Appalled opposition MPs called for an emergency meeting of the ethics committee of the House of Commons, fearing that the pandemic was being used as an excuse to scale up surveillance.
At the same time, our group of interdisciplinary experts from around the world convened at a research retreat on the subject of the ethics of mobility data analysis. Computer scientists, together with philosophers and social scientists, looked at the ethical challenges posed by the uses of mobility data, especially those legitimized by the pandemic.
The collection and use of location data
Telecommunications providers like Telus and Rogers know where cellphones are located by triangulation from the cell towers to which each phone connects. The data is a commodity and they share it, in anonymized form, with others, including academics.
Smartphones can also use the global positioning system (GPS) or their connection to Wi-Fi access points to collect location data and share it with companies to receive customized services, like navigation or recommendations.
Many companies are interested in gathering location data even when their services don’t require it, as selling that data to other companies is an attractive prospect. For example, Tectonix tweeted in 2020 about a dashboard it had developed with data acquired from X-Mode to track the cellphones of people who partied on a Fort Lauderdale beach during spring break in March.
Not so anonymous
Companies and data brokers may claim to only store or sell anonymized location data, but that’s little comfort when location data itself is so identifiable and revealing. In particular, and contrary to popular belief, it’s almost impossible to make detailed location data truly anonymous. Even if a sequence of locations visited by an individual is stripped of any connection to that person’s name or other identifiers, the possibility of re-identification due to the inherent information contained in this trajectory must be considered.

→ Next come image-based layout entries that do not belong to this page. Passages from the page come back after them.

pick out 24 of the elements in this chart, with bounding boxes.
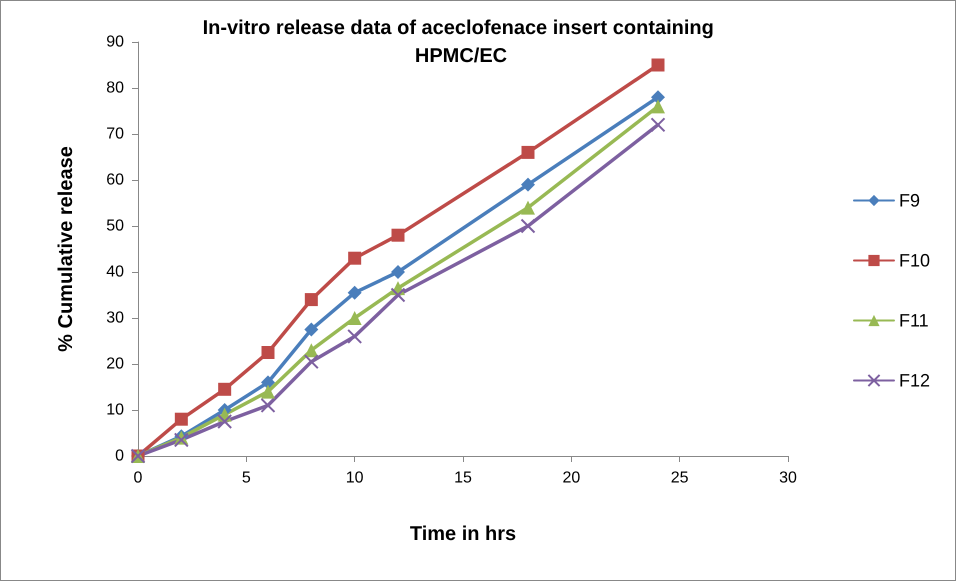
y-tick-label: 30 — [106, 310, 124, 326]
x-tick-label: 30 — [779, 470, 797, 486]
legend-label: F11 — [898, 310, 929, 330]
y-tick-label: 80 — [106, 80, 124, 96]
x-tick-label: 25 — [670, 470, 689, 486]
x-tick-label: 0 — [134, 470, 143, 486]
y-tick-label: 0 — [115, 448, 124, 464]
y-axis-title: % Cumulative release — [55, 146, 77, 352]
legend-label: F12 — [898, 370, 930, 390]
chart-title: In-vitro release data of aceclofenace insert containing HPMC/EC — [202, 17, 720, 67]
y-tick-label: 10 — [106, 402, 124, 418]
y-tick-label: 60 — [106, 172, 124, 188]
x-tick-label: 15 — [454, 470, 472, 486]
x-tick-label: 20 — [562, 470, 580, 486]
y-tick-label: 20 — [106, 356, 124, 372]
x-axis-title: Time in hrs — [410, 523, 516, 545]
y-tick-label: 90 — [106, 34, 124, 50]
legend-label: F10 — [898, 250, 930, 270]
y-tick-label: 50 — [106, 218, 124, 234]
y-tick-label: 40 — [106, 264, 124, 280]
x-tick-label: 10 — [346, 470, 364, 486]
y-tick-label: 70 — [106, 126, 124, 142]
x-tick-label: 5 — [242, 470, 251, 486]
legend-label: F9 — [898, 190, 920, 210]
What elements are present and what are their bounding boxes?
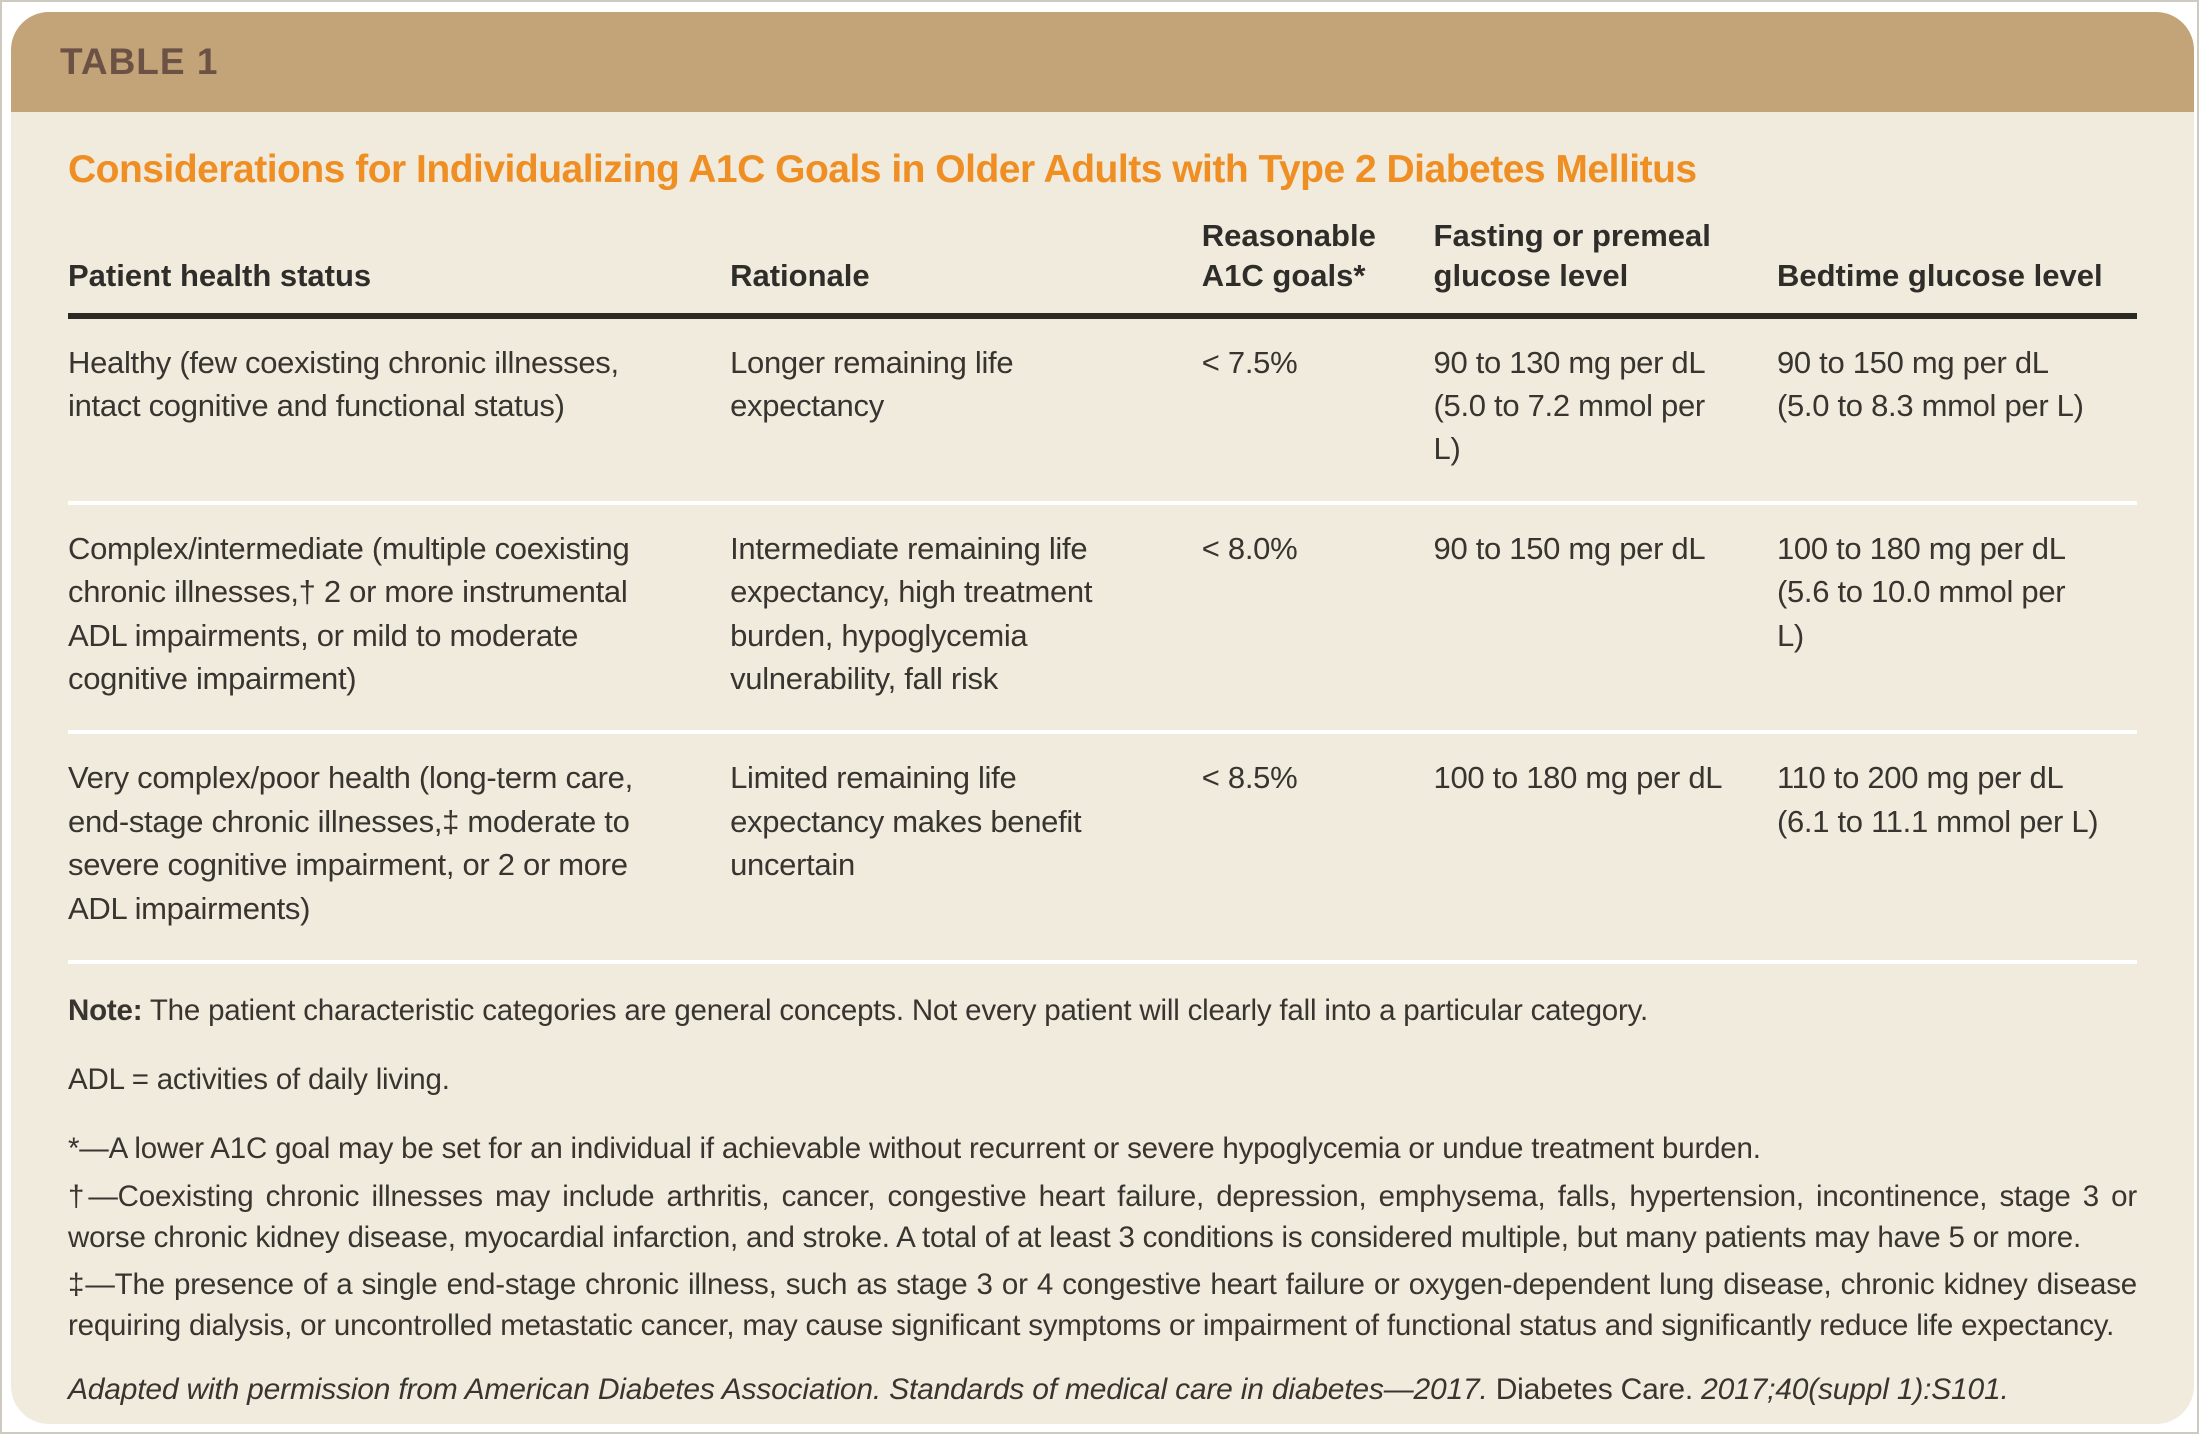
- citation-italic-part2: 2017;40(suppl 1):S101.: [1701, 1372, 2009, 1406]
- table-card: TABLE 1 Considerations for Individualizi…: [11, 12, 2194, 1424]
- table-row-very-complex-poor-health: Very complex/poor health (long-term care…: [68, 732, 2137, 964]
- note-label: Note:: [68, 993, 143, 1027]
- table-number-label: TABLE 1: [60, 41, 219, 82]
- cell-rationale: Intermediate remaining life expectancy, …: [730, 502, 1202, 735]
- cell-a1c-goal: < 8.5%: [1201, 732, 1434, 964]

It becomes quite simple to look up who lives at a given location and assume that where someone spends their days is their work, and where they are in the evenings is their home, and this can uniquely identify a person.
Similar to records of a person’s online activities, the places visited can also reveal sensitive data such as health (repeated visits to a particular clinic), religion, hobbies and family (where your children go to school). Location data is hard to anonymize and can be used to re-identify a person, and all sorts of other information can be inferred from patterns of movement.
Government agencies like PHAC want to use mobility data to understand trends in the “movement of populations during the COVID‑19 pandemic” to study how the disease spreads and also to monitor how measures put in place, such as the confinement, are respected by the population.
The fear expressed by Conservative and Bloc Québécois members of Parliament is that the government is using the pandemic to justify a new level of surveillance of Canadians that could continue even after the pandemic is over.